The Guardian view on India’s G20 summit: a backsliding democracy gets to play host | Editorial
Western democracies are wrong to overlook a country's descent into electoral autocracy because they believe they need it to contain China
Narendra Modi is an authoritarian figure who, as India's prime minister since 2014, has pushed his country into increasingly becoming a de facto ethnic democracy", in which Hindus define the national identity and non-Hindus are seen as second-class citizens. Yet as the host of the upcoming talks of the world's 20 largest economies, Mr Modi will be feted by major global leaders - except his absent fellow strongmen Xi Jinping and Vladimir Putin.

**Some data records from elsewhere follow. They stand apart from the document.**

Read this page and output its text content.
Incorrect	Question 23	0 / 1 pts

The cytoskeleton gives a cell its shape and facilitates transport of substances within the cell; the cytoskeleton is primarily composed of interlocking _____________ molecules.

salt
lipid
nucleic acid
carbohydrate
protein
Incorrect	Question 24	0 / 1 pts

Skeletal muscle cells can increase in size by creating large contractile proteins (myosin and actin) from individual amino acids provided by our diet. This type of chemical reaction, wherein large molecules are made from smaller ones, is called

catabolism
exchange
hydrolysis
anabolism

Mr Modi's dangerous majoritarianism is too easily overlooked by the west, as the G20 glad-handing will show. India had been considered an exemplary liberal parliamentary democracy among developing countries. This is being slowly dismantled by Mr Modi's brand of Hindu nationalism. State intimidation has seen civil society harassed and critics jailed. A report by a group of prominent lawyers last year warned that the administration of law has become the means by which ... the Muslim community can be kept in a state of perpetual fear". Since May, the north-eastern Indian state of Manipur has been burning, with its valley Hindus and highland Christians sinking into bloody fighting. Mr Modi's party blames non-Hindus for the violence.